News Analysis By Leo Odera Omolo
The food security in East Africa could deepen further due to shortages in output of millets and sorghum, the traditional stable cereals for some communities.
According to projections by the United Nations office for the co-ordination of humanitarian Affairs (UN-Ocha), production of the two cereals in Kenya will fall by five percent compared with five-year average, while in the ungovernable Republic of Somalia it will decline by five per cent.
In northern Tanzania and parts of Burundi, production will fall by as much as 15 per cent, although surplus from other regions may even out the deficit nationality in these countries.
The only bright spot in the region is the tiny Republic of Rwanda, where production is expected to go up by two per cent. Declines will also being experienced in Ethiopia and in the Sudan, UN-ocha says in a report just released in Nairobi.
According t the agency, the main reason fro the shortfalls is generalized decline in rainfall across East Africa, which has now gone on for more than a decade.
A study co-ordinated by the US National Aeronautic and space Administration recently related the declining rainfall patterns in the region to the heating up of the Indian Ocean due to global warming.
According to the study, the phenomenon was leading to move rain falling on the ocean itself, as opposed to the winter lands.
In Kenya, UN-Ocha says the largest decrease in millet and Sorghum production will occur in the Rift Valley, the countrys bread basket in Tanzania, most central districts will have normal or above-normal production. Northern districts such as Shinyanga ,Arusha,Mara,Mwanza,Kigoma will however experience shortfalls of up to 10 per cent.
Analyst say that the production shortfalls of the two cereals is expected to hit Kenya particularly hard, given that the production of the countrys stable food grain, maize was seriously disrupted by the post-election crisis earlier in the year.
Many farmers fled their farms during the post-election violence that erupted in the period covering January,February and March 2008. Many of the rural farmers move to the Internally Displaced Peoples camps (IDP) leaving behind maturing food crops un attended in the farms only to find their crops vandalized.
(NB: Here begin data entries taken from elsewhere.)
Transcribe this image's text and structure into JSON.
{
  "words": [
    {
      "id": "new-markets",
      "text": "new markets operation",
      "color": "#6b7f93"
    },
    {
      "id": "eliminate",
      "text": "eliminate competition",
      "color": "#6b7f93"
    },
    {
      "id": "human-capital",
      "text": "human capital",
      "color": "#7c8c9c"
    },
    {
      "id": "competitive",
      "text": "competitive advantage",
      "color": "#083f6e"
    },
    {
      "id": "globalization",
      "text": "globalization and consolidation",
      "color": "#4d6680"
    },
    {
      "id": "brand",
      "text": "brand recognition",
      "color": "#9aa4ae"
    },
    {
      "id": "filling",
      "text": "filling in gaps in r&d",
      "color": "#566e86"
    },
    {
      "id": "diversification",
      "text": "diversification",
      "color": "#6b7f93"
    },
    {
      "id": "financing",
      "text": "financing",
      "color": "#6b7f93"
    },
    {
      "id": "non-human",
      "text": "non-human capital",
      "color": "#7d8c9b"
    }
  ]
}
According to estimates by Eastern Africa grain council, Kenya could be forced to import up to six million bags of maize to cover its growing shortfalls, with 1.6 million being imported this year alone.
It is moderately being estimated that close to million Kenyans are facing starvation especially in the north rift of the rift valley province in areas like Baringo, West Pokot, Marakwet, Turkana, and Samburu region.
The acute shortage of food grain is also being experienced in the agriculturally rich region like the south rift districts of Kericho, Bomet, Kisii,Narok Kuria, Bureti and Sotik districts.
Proper farm cultivation was disrupted by the post-election violence that engulfed the country in security sensitive regions like Moho, Uasin Gishu and Nakuru region.
This time around even usually self efficiency in food grains like Kisii, Kuria, and greater Southern Nyanza are reportedly experiencing acute shortage of maize. This has sent the prices of maize skyrocketing to matter double proportions by the rural poor population.
A tin of kg of maize is commonly and popularly known as gorogoro is now fetching as much as 65 which brings a sack of 90kg of maize to ksh.2600/= in the normal circumstances this would cost as little as 800 or 900/= particularly during harvest time.
But of the worker retail prices of food grain coming down . it has shot up by nearly 100% many families in western Kenya can no longer afford one meal a day leave alone the three meals a day . people are reportedly selling their livestock and even pieces of land parcels in order to set the scarce cash for buying food for their families.
The famine is fact aperationg for maize growing areas like Trans Nzoia , Bungoma, and Kakamega region which are the backbone of food grains. Trans Nzoia is known as the granary of Kenya but the post election violence this year has seriously attracted cultivation in these areas exposing millions of Kenyans and other African people to hunger and starvation.